А я ломаю голову над вопросом: что же такого она знает о Рунильде, о чем не хочет рассказать мне?


В конце вечера я привожу Джен к себе в комнату, как делаю три-четыре раза в неделю. Она высокая, гибкая и выглядит старше своих четырнадцати лет. По словам советников, ее послушничество протекает успешно и она будет выдающимся оракулом. Мы лежим — губы к губам, грудь к груди, мы ласкаем, гладим и легко касаемся друг друга, мы с улыбкой в глазах проходим через все ритуалы любви. Позже, в расслабленном состоянии, которое следует за страстью, она обнаруживает на моем бедре синяк, возникший в результате утреннего «сражения», и спрашивает, откуда он.

— Это Рунильд.

Я рассказываю Джен о его эксцентричном поведении, о беспокойстве Стила, о разговоре с Вори.

— Его нельзя отбраковывать, — серьезно говорит Джен. — Знаю, с ним много хлопот. Но он прокладывает путь, который очень важен для всех нас.

— Путь? Что за путь?

— Ты не знаешь?

— Я ничего не знаю, Джен.

Она задерживает дыхание и откатывается в сторону, внимательно вглядываясь в мое лицо.

— Рунильд может заглядывать в сознание, — говорит она наконец. — Когда его голова приближается к голове другого человека, происходит передача. Без использования слов. Это… это что-то вроде телепередачи. Его Правая может считывать информацию с Правых других оракулов, вроде того как ты открываешь книгу и читаешь ее. Если он сумеет достаточно близко подойти, скажем, к Стилу или к любому из них, то сможет читать в их Правых.

— Что?

— Мало того, Мимайз. Его собственная Правая тем же способом общается с Левой. Он может быстро передавать любые сообщения от одной половины к другой так, как не умеет ни один оракул. Он имеет полный доступ к тому, что воспринимает его Правая. Все, что видит и понимает Правая, включая то, что поступает от других Правых, может быть передано его Левой и выражено словами гораздо яснее, чем на это способен сам Стил!

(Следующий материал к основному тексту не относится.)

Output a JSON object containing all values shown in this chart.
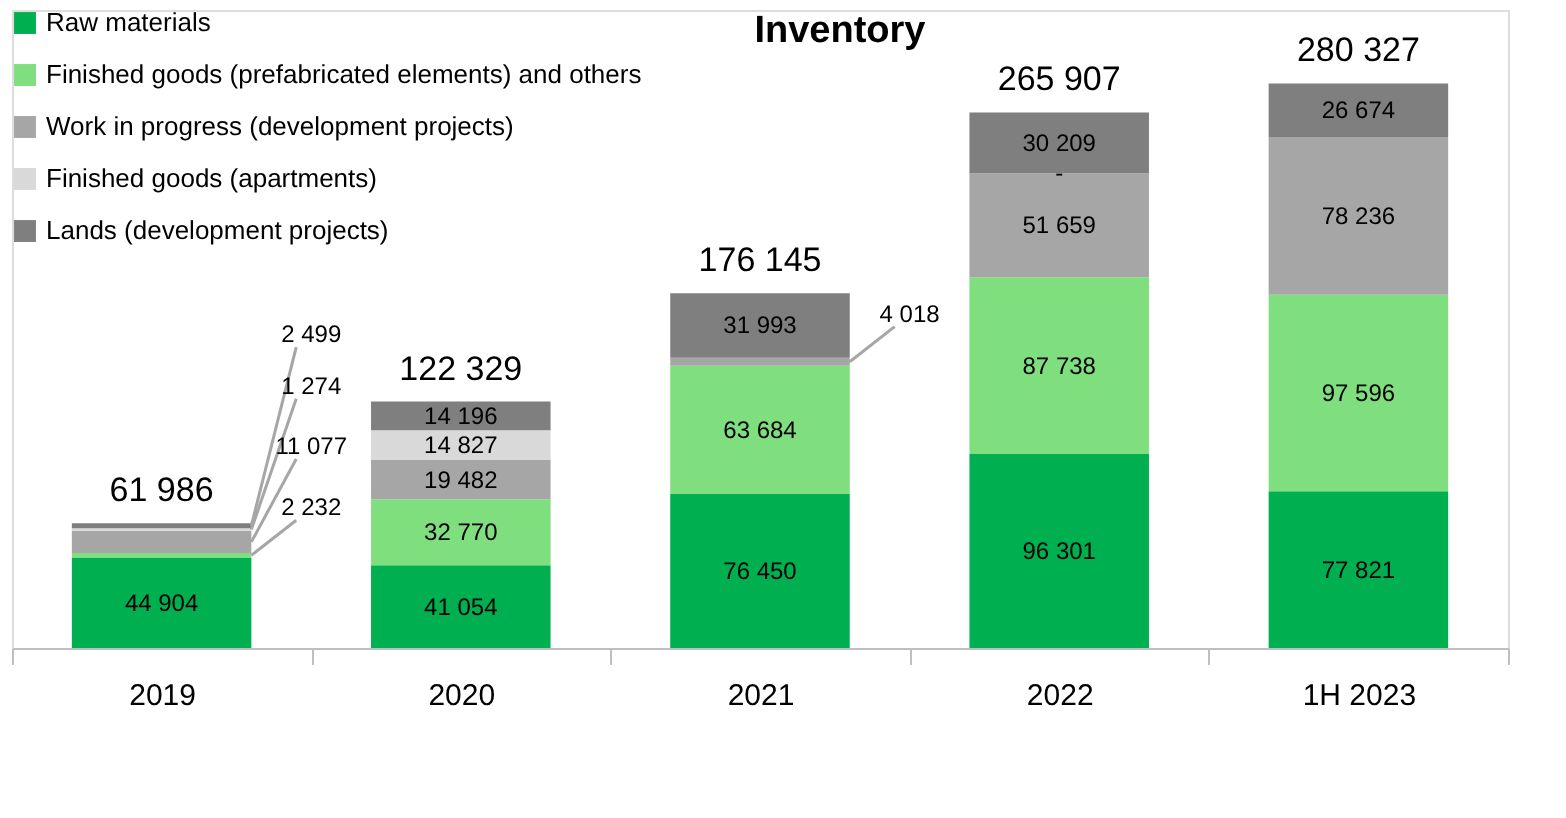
{
  "chart_data": {
    "type": "bar",
    "title": "Inventory",
    "stacked": true,
    "legend": "top left",
    "grid": false,
    "categories": [
      "2019",
      "2020",
      "2021",
      "2022",
      "1H 2023"
    ],
    "series": [
      {
        "name": "Raw materials",
        "color": "#00b050",
        "values": [
          44904,
          41054,
          76450,
          96301,
          77821
        ],
        "value_labels": [
          "44 904",
          "41 054",
          "76 450",
          "96 301",
          "77 821"
        ]
      },
      {
        "name": "Finished goods (prefabricated elements) and others",
        "color": "#7fdf7f",
        "values": [
          2232,
          32770,
          63684,
          87738,
          97596
        ],
        "value_labels": [
          "2 232",
          "32 770",
          "63 684",
          "87 738",
          "97 596"
        ]
      },
      {
        "name": "Work in progress (development projects)",
        "color": "#a6a6a6",
        "values": [
          11077,
          19482,
          4018,
          51659,
          78236
        ],
        "value_labels": [
          "11 077",
          "19 482",
          "4 018",
          "51 659",
          "78 236"
        ]
      },
      {
        "name": "Finished goods (apartments)",
        "color": "#d9d9d9",
        "values": [
          1274,
          14827,
          null,
          0,
          null
        ],
        "value_labels": [
          "1 274",
          "14 827",
          null,
          "-",
          null
        ]
      },
      {
        "name": "Lands (development projects)",
        "color": "#7f7f7f",
        "values": [
          2499,
          14196,
          31993,
          30209,
          26674
        ],
        "value_labels": [
          "2 499",
          "14 196",
          "31 993",
          "30 209",
          "26 674"
        ]
      }
    ],
    "totals": [
      "61 986",
      "122 329",
      "176 145",
      "265 907",
      "280 327"
    ]
  }
}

— В это невозможно поверить, — лепечу я.

— Это правда! Это правда, Мимайз! Он еще только осваивает свои возможности и потому так возбужден, так неуправляем. Неудивительно, если представить, сколько всего обрушивается на него. Он пока не научился справляться со всем этим, вот почему ведет себя так странно. Но когда он начнет контролировать свою силу…

— Откуда тебе все это известно, Джен?

— Ну, Китрин мне рассказала.

— Китрин? Я разговаривала с Китрин, и она мне даже не намекнула…

— Ох! Наверно, мне не следовало рассказывать. Даже тебе, надо полагать. Ох, теперь у меня возникнут неприятности с Китрин, и…

— Никаких неприятностей. Ей необязательно знать, каков источник моих сведений. Но… Джен, как такое возможно? Как человек может обладать такой силой?

— Рунильд может.

— Так он говорит? Или Китрин, в его интересах?

— Нет, — твердо заявила Джен. — Он может. Они показывали мне, он и Китрин. Я чувствовала, как он прикасается к моему сознанию. Чувствовала, как он читает меня. Он любого может прочесть. И тебя тоже, Мимайз.


Я должна поговорить с Рунилвдом. Но осторожно, осторожно и, главное, в подходящий момент. Утром мне предстоит сначала встретиться с новой группой, провести детей через серию упражнений второго дня. Эти последние предназначены продемонстрировать, что их Правая половина, пусть немая, в данный момент изолированная и по всем меркам низшая, обладает такими способностями, которые в некотором смысле выше доступных Левой.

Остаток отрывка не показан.